Zakażenia szpitalne powodują wiele negatywnych konsekwencji. W pierwszej kolejności to zagrożenie dla zdrowia i życia pacjenta. Dalsze konsekwencje to wydatki na przedłużoną hospitalizację, leczenie antybiotykami, dalsze koszty społeczne spowodowane np. nieobecnością pacjenta w pracy. Tych skutków można by było wymienić wiele. Dla potrzeb naszych obliczeń przyjęliśmy, że każde zakażenie szpitalne wiąże się z dodatkowymi kosztami przedłużonej hospitalizacji wynoszącymi średnio 7 466 zł. Nakładając ten koszt na liczbę zakażeń u pacjentów po zabiegach w standardowej Sali operacyjnej z liczbą zakażeń u pacjentów po zabiegach w Sali operacyjnej wyposażonej w powierzchnie dotykowe z miedzi szacujemy, że oszczędność z tytułu zmniejszenia ilości zakażeń wyniosła rok do roku niemal 600 tysięcy złotych.
Mijający rok to kolejne inwestycje w szpital, infrastrukturę, sprzęt, kształcenie personelu. Jakie działania z mijającego roku uważa Pan za najbardziej znaczące dla podnoszenia jakości?
W tym roku zakończyliśmy proces pozyskiwania sprzętu. Mamy nową pracownię rezonansu z wysokiej jakości sprzętem, to już druga pracownia rezonansu u nas. Do trzech zwiększyliśmy liczbę pracowni RTG. Za nami także remont i oddanie do użytku oddziału okulistyki. Było to duże przedsięwzięcie. Na tym oddziale również wykorzystujemy powierzchnie dotykowe z miedzi.
Jakość oceniana jest również przez Ministerstwo Zdrowia.
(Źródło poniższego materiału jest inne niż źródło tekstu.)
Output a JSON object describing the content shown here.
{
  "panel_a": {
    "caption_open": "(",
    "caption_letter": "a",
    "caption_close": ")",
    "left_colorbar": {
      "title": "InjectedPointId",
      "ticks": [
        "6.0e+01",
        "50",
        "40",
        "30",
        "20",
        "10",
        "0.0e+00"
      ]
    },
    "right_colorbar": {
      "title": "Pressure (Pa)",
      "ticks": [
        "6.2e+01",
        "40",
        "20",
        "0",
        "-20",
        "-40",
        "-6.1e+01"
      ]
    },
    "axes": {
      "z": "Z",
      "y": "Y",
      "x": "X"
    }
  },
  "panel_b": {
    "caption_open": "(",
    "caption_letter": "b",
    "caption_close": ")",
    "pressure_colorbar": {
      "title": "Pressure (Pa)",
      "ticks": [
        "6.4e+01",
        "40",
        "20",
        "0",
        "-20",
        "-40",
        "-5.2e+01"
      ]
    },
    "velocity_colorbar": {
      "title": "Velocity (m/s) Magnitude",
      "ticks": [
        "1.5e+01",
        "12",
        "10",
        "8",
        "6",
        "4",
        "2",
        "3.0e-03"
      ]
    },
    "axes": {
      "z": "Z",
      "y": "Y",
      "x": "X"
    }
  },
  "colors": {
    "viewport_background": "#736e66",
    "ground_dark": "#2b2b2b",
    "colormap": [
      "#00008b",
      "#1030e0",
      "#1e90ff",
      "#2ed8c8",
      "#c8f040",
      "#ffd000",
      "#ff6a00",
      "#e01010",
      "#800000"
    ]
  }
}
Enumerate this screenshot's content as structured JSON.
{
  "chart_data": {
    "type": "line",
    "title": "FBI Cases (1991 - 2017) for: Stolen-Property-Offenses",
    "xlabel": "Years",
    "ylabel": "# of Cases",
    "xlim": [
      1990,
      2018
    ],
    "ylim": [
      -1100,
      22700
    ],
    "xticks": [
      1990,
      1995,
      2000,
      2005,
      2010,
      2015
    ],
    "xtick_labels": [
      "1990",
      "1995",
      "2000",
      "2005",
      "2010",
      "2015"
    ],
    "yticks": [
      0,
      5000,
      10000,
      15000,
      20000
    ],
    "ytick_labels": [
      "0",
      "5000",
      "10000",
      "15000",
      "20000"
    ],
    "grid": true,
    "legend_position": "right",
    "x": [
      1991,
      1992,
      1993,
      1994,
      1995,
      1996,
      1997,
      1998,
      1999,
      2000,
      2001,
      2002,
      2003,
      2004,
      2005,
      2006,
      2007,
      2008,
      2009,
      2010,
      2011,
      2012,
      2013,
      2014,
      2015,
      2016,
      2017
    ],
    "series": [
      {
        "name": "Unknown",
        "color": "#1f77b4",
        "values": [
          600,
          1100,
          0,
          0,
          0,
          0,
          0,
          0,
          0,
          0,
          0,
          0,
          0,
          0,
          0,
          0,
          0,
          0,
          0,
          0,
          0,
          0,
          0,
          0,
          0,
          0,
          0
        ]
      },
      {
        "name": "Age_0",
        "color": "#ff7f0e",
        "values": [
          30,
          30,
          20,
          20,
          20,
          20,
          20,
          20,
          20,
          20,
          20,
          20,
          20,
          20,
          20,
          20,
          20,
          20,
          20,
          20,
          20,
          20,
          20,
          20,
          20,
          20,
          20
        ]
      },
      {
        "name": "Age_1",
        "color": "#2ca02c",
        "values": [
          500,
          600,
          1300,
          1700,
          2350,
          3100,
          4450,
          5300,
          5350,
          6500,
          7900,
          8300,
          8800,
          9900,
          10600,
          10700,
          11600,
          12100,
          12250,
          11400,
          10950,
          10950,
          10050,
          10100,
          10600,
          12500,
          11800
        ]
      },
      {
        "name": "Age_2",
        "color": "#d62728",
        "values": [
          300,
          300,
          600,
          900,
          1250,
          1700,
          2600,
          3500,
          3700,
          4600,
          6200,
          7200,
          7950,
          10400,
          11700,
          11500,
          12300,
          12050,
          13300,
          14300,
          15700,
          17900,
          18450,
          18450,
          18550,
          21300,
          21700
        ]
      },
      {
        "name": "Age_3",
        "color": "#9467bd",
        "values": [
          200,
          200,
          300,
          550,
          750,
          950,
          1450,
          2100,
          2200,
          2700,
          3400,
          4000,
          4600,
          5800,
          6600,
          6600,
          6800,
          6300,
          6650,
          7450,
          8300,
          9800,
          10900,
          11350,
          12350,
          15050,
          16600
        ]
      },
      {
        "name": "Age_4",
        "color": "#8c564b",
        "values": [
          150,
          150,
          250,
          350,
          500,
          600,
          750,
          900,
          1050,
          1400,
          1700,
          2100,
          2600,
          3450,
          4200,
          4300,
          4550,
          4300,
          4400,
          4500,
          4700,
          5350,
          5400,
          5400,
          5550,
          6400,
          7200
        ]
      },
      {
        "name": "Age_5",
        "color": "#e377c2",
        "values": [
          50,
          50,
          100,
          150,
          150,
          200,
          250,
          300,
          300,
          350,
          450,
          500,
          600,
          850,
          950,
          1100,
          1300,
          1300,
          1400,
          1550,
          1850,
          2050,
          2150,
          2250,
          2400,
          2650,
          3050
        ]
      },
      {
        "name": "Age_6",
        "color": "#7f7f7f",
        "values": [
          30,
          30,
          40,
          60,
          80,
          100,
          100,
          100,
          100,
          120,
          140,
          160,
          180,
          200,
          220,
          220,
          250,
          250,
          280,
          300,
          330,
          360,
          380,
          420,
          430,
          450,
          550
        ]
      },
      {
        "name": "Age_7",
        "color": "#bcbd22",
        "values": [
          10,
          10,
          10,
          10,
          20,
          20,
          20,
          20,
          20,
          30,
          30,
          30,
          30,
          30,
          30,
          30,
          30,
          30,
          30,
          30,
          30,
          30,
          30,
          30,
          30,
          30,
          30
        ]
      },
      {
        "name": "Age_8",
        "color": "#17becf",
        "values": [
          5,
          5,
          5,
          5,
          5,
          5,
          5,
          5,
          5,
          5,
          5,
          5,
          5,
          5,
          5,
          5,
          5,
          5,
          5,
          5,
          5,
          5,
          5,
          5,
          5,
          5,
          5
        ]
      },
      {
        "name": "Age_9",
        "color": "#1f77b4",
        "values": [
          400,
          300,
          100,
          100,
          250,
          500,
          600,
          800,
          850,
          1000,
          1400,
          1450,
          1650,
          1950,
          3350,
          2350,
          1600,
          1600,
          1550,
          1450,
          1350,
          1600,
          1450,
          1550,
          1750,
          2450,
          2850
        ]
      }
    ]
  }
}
Podczas wizyty akredytacyjnej Centrum Monitorowania Jakości po raz kolejny otrzymali Państwo certyfikat.
Rzeczywiście, dzięki dużemu zaangażowaniu zespołu otrzymaliśmy bardzo wysoką ocenę, która pokazuje, że szpital spełnia wymogi Ministerstwa Zdrowia we wszystkich kilkunastu ocenianych obszarach.
Prowadzicie także projekty związane z badaniem stanu zdrowia mieszkańców regionu i wpływu przemysłu na ich organizmy.
Regularnie, od kilku lat, prowadzimy badania poziomu siarkowodoru i zawartości ołowiu w organizmie. W tym roku, razem z KGHM Polska Miedź, Prezydentem Miasta Głogowa i Instytutem Medycyny Pracy z Łodzi przeprowadziliśmy badania dotyczące obecności arsenu w organizmach 2000 osób. Nowością w tym badaniu jest to, że mierzymy nie jak dotychczas jedynie poziom arsenu, ale także weryfikujemy ile jest arsenu naturalnego a ile przemysłowego. Dzięki przeprowadzonym ankietom będzie można oceniać poziom arsenu w zależności od miejsca zamieszkania, trybu życia, żywienia, nałogów. Dla osób, u których stwierdzi się przekroczenie norm, przeprowadzimy programy profilaktyczne.
Jesteście jednym z organizatorów kampanii społeczno-edukacyjnej na temat cukrzycy u dzieci „Słodka Julka”.
Jest on realizowany w klasach 1- 3 szkół podstawowych. Dzięki projekcji filmu oraz dodatkowym materiałom dzieci dowiadują się czym jest ta choroba, jak pomóc kolegom, którzy chorują i jak samemu nie zachorować. Akcja cieszy się olbrzymim zainteresowaniem na Dolnym Śląsku i wiele wskazuje na to, że będzie rozszerzona na cały kraj.
Duża część działań MCZ to badania pracowników pracujących w ciężkich warunkach – kopalniach, hutach.
Mamy jedną z niewielu w Polsce komór cieplnych, pozwalających zweryfikować w jaki sposób organizm kandydata do pracy pod ziemią w górnictwie, reaguje na wysokie temperatury. Dzięki temu eliminujemy osoby, dla których taka praca mogłaby być niebezpieczna.